Is AI the answer for consumer protection enforcement?
Artificial Intelligence (or AI for short) describes a collection of advanced software technologies and applications that allow machines to simulate different aspects of human intelligence including learning and decision-making.
AI enabled technology in consumer protection enforcement could be well suited to challenges specific to digital consumer markets and interactions such as: analysing a high volume and high speed of transactions and complaints to identify patterns of bad practice, or automatically executing remedies directly to consumers.
AI enabled systems have already been used by the Monetary Authority of Singapore to predict fraud and misconduct, and prototype tools that scan consumer contracts for unfair terms have been developed.
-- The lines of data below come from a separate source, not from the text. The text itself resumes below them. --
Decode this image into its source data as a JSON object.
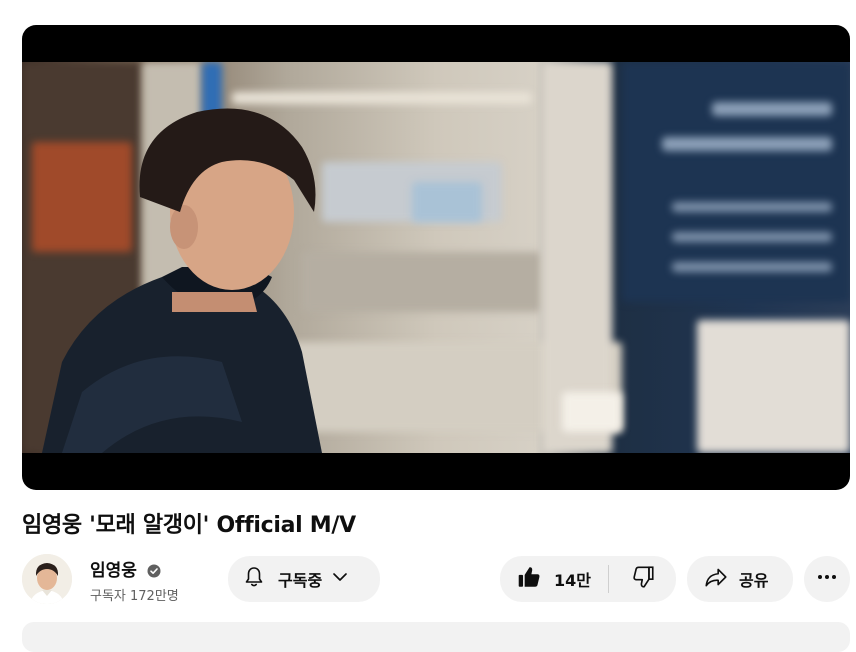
{
  "video": {
    "title": "임영웅 '모래 알갱이' Official M/V"
  },
  "channel": {
    "name": "임영웅",
    "subscribers": "구독자 172만명",
    "verified": true
  },
  "actions": {
    "subscribe_label": "구독중",
    "like_count": "14만",
    "share_label": "공유"
  },
  "icons": [
    "verified-badge-icon",
    "bell-icon",
    "chevron-down-icon",
    "thumbs-up-icon",
    "thumbs-down-icon",
    "share-icon",
    "more-icon"
  ],
  "colors": {
    "background": "#ffffff",
    "text": "#0f0f0f",
    "secondary_text": "#606060",
    "button_bg": "#f2f2f2"
  }
}
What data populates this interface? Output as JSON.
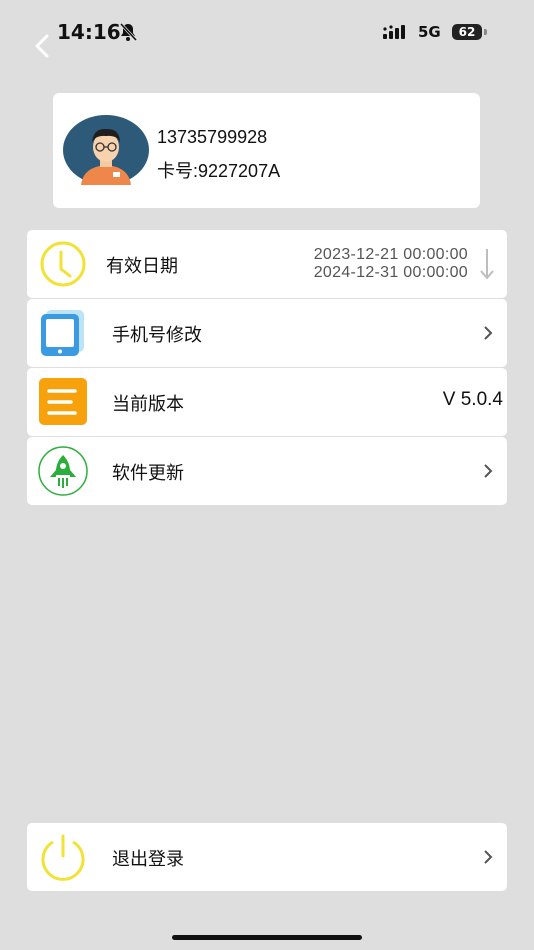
{
  "status_bar": {
    "time": "14:16",
    "network": "5G",
    "battery": "62"
  },
  "profile": {
    "phone": "13735799928",
    "card_number": "卡号:9227207A"
  },
  "menu": {
    "validity": {
      "label": "有效日期",
      "start": "2023-12-21 00:00:00",
      "end": "2024-12-31 00:00:00"
    },
    "change_phone": {
      "label": "手机号修改"
    },
    "version": {
      "label": "当前版本",
      "value": "V 5.0.4"
    },
    "update": {
      "label": "软件更新"
    }
  },
  "logout": {
    "label": "退出登录"
  },
  "colors": {
    "background": "#dedede",
    "card": "#ffffff",
    "clock_yellow": "#f2e236",
    "phone_blue": "#3a9be3",
    "version_orange": "#f7a20d",
    "rocket_green": "#2cae3c"
  }
}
Are AI tools the advanced technology of choice for enforcement?
AI technologies are just one part of what the UK Competition Authority called “the technology-led transformation of competition and consumer agencies” in discussion paper published in 2022.
It is likely to be a critical member of a set of advanced technologies that authorities could make use of, but it won’t be the only one.
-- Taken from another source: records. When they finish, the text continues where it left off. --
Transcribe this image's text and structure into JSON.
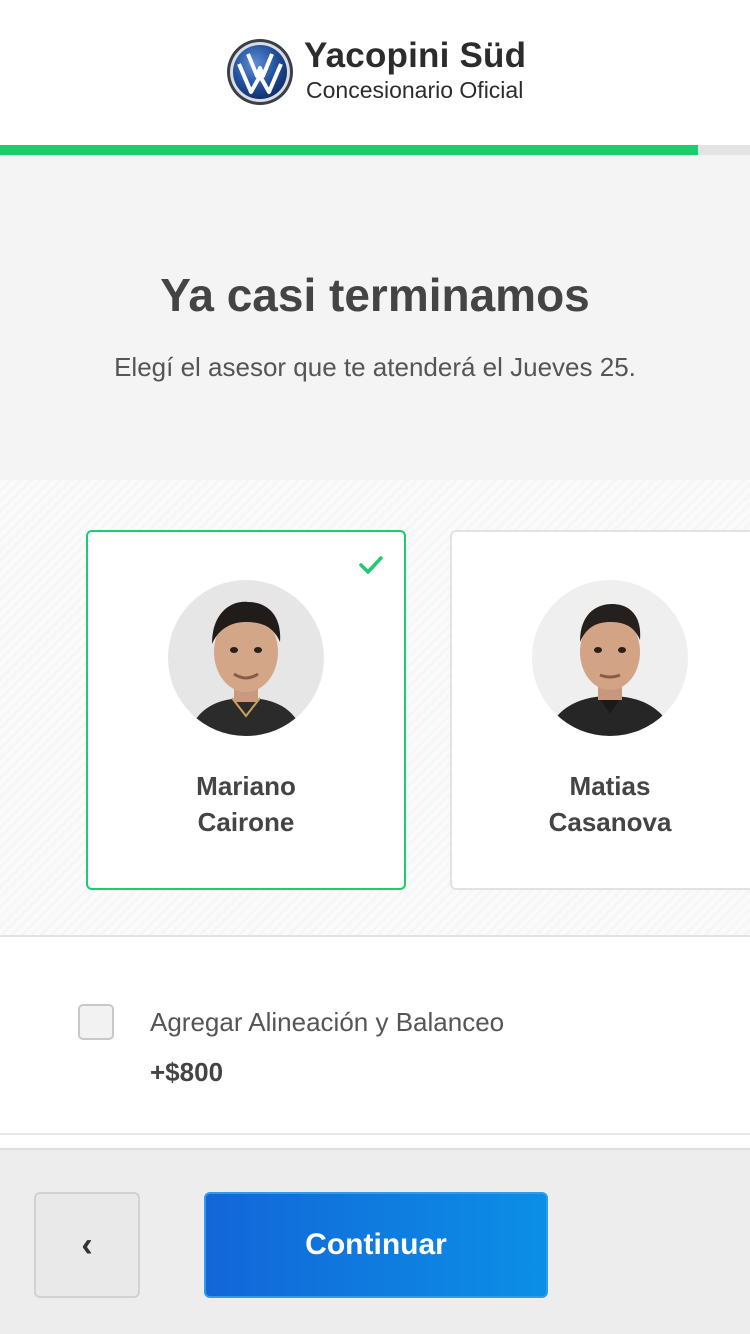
{
  "header": {
    "brand_name": "Yacopini Süd",
    "brand_sub": "Concesionario Oficial",
    "logo_icon": "vw-logo-icon"
  },
  "progress": {
    "value": 0.931
  },
  "intro": {
    "title": "Ya casi terminamos",
    "subtitle": "Elegí el asesor que te atenderá el Jueves 25."
  },
  "advisors": [
    {
      "name": "Mariano\nCairone",
      "selected": true
    },
    {
      "name": "Matias\nCasanova",
      "selected": false
    }
  ],
  "extra": {
    "label": "Agregar Alineación y Balanceo",
    "price": "+$800",
    "checked": false
  },
  "footer": {
    "back_icon": "chevron-left-icon",
    "back_label": "‹",
    "continue_label": "Continuar"
  },
  "colors": {
    "accent_green": "#1ecb6d",
    "button_blue_start": "#1366d8",
    "button_blue_end": "#0b8fe6"
  }
}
There is an array of tech that can work independently and/or alongside the use of AI in enforcement. Not all of these applications require AI-enabled technology, some can be delivered through automated processes driven by algorithms, some may require statistical techniques from data science.
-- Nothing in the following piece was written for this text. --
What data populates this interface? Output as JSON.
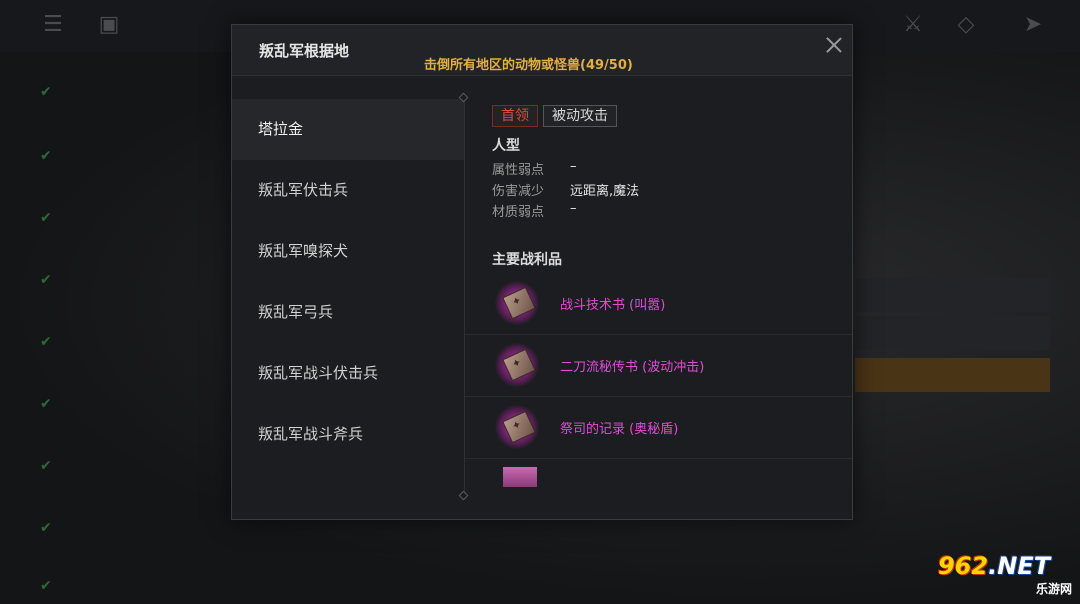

Developing an effective EnfTech strategy requires an understanding of what AI can do as a technology, in its own right, and when combined with others.
AI is not magic
Without such an informed and critical approach, there is a risk of “jumping to AI as tech of choice in EnfTech” perceiving AI as a panacea or eventually, an inevitable solution for all challenges. As an FTC commissioner reminded us in remarks on consumer protection and AI “AI is not magic; it is math and code.”
The EnfTech project is carrying out further research on the potential use of AI and other advanced technologies for consumer protection enforcement which will form part of the forthcoming book ‘AI and Consumers’ edited by Larry A. DiMatteo, University of Florida, Cristina Poncbò, University of Torino and Geraint Howells, University of Galway to be published by Cambridge University Press.